La proposición para penalizar el acoso a las mujeres a las puertas de las clínicas, introducida por el PSOE la semana pasada en el Congreso y apoyada por todos los grupos salvo el PP y Vox, alienta una vía realista y práctica para frenar la execrable presión a mujeres que recurren a una intervención siempre difícil. La propuesta de cambio en el Código Penal comporta el castigo de esa práctica con hasta un año de cárcel o trabajos para la comunidad. En la senda de países como Francia, Austria, Reino Unido, Irlanda, Alemania o algunos Estados de EE UU, la proposición busca neutralizar la repetición de unas actitudes retrógradas y antidemocráticas.
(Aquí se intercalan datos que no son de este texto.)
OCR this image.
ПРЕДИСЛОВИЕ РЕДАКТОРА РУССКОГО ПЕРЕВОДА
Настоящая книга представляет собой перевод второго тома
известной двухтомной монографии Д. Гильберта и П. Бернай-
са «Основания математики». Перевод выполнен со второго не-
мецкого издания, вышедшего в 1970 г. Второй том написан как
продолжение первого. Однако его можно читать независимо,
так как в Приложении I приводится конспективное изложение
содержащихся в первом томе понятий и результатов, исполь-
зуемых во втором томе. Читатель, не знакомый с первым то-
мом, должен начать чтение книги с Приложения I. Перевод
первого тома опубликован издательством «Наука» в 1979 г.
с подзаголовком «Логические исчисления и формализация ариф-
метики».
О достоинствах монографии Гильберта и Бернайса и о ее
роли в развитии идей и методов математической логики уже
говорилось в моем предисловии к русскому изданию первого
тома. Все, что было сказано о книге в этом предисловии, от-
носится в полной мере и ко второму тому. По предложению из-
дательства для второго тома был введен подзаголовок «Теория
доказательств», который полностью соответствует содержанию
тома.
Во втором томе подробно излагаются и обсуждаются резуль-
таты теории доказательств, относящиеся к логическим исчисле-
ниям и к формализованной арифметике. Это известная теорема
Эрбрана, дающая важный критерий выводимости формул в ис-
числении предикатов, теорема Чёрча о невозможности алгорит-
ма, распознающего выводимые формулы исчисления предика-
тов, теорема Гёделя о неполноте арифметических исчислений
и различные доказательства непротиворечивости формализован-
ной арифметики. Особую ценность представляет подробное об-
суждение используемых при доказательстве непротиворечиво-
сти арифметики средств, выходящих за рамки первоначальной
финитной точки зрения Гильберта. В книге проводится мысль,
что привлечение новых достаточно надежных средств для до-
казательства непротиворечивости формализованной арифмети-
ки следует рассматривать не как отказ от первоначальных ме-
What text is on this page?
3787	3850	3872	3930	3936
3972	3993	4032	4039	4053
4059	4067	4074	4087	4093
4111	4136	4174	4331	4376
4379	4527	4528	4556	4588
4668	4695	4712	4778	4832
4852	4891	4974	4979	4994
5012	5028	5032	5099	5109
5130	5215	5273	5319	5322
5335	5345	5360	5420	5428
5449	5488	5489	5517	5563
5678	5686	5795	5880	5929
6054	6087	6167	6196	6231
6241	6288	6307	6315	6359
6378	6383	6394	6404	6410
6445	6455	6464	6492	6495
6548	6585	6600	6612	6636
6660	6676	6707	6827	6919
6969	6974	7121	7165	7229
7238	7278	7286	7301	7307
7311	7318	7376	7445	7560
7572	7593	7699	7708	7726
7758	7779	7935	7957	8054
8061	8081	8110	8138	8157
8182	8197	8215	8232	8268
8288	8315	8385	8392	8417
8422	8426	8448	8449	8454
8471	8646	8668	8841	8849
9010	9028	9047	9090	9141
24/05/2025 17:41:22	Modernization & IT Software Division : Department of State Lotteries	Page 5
Nada menos que el 89% de las mujeres que fueron a abortar se sintieron acosadas y un 66% amenazadas, según una encuesta realizada por la Asociación de Clínicas Acreditadas para la interrupción del Embarazo (ACAI).
Más allá de esta penalización de una conducta rigurosamente incívica, el Ministerio de Igualdad se propone también reformar la ley del aborto para incorporar la creación de un registro obligatorio de profesionales sanitarios objetores, en línea con el que dispone la reciente ley de la eutanasia, y a pesar de que algunas comunidades aún no han cumplido con esa exigencia legal.
El aborto como conquista ha tenido importantes avances en países como Argentina o México en los últimos años, pero también sonoros retrocesos como el de Polonia o Texas (EE UU). La oposición que lidera la derecha cristiana en todo el mundo también intenta crecer en España, pero ni el Gobierno ni el Congreso ni las organizaciones médicas y profesionales implicadas pueden sentirse intimidadas por ella ante la defensa del ejercicio libre de un derecho votado y respaldado por las Cortes Generales como sede de la soberanía popular.